Namibia has decided to sell a thousand wild animals to save them from drought. The country also hopes to recover US$1.1 million for wildlife conservation.
As a result of a drought affecting the southern African nation of Namibia since April, the country has decided to take a radical step that would see them auctioning at least 1,000 wild animals.
“Given that this year is a drought year, the ministry of environment would like to sell various type of game species from various protected areas to protect grazing," said a spokesperson of the environment ministry.
This drastic measure is intended to avoid the same losses as last year. According to a report released by the Ministry of Agriculture, more than 60,000 animals died in 2018 due to dry weather.
The auction should make it possible to save Wildlife species including buffalos, springboks, giraffes, elephants, and impalas which are in protected areas.
“The grazing condition in most of our parks is extremely poor and if we do not reduce the number of animals, this will lead to loss of animals due to starvation,” the spokesperson added.
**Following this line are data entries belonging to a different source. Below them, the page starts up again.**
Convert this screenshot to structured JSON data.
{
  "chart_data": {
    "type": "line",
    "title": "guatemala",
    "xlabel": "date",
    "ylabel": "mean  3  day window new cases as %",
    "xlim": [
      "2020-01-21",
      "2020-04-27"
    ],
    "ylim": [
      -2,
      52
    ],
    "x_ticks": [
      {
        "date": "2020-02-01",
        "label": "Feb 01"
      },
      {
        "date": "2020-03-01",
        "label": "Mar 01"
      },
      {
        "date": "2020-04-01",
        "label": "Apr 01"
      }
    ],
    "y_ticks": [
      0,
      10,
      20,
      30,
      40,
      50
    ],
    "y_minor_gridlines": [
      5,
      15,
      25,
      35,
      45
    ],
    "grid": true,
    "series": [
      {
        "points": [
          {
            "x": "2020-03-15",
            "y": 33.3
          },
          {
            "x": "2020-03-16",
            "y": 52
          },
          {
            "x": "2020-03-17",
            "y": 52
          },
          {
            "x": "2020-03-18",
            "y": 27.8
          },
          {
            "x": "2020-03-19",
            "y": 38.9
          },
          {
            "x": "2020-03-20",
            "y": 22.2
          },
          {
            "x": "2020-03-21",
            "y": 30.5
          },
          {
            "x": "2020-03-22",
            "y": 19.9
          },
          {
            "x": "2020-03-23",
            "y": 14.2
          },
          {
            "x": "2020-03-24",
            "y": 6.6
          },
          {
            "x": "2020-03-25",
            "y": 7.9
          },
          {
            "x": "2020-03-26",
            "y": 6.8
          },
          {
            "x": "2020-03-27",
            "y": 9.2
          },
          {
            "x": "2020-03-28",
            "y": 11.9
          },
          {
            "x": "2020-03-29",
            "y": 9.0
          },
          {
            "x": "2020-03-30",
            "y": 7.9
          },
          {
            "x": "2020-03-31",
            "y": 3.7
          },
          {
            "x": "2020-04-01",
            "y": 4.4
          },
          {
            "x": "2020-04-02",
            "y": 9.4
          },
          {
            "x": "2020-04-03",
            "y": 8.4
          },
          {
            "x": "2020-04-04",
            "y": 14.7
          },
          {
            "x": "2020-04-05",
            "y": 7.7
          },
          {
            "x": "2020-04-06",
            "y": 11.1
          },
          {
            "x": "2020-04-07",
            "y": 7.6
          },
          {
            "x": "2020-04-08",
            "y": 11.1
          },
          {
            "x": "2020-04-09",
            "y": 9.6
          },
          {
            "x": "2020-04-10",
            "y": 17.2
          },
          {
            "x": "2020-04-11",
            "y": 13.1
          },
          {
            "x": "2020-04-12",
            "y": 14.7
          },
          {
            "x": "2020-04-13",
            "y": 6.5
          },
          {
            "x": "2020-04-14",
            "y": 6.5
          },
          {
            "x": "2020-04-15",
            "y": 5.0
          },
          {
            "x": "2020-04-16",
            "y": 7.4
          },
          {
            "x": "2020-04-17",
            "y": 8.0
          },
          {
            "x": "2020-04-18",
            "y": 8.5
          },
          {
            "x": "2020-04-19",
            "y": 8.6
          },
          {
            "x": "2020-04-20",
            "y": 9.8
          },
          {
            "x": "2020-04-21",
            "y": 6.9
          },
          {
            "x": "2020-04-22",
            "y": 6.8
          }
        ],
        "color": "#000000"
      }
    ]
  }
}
The government also hopes to raise more than US$1 million through the auction which will serve to wildlife conservation and national parks management.
"At the same time, we would also like to generate much-needed funding for parks and wildlife management,” said the environment ministry.
The country of 2.4 million people is suffering one of the deadliest droughts for the past decades. Lack of water directly affects people and nearly one in five Namibians do not have access to sufficient food.
Last month, the President declared a state of emergency due to the national disaster and requested international assistance.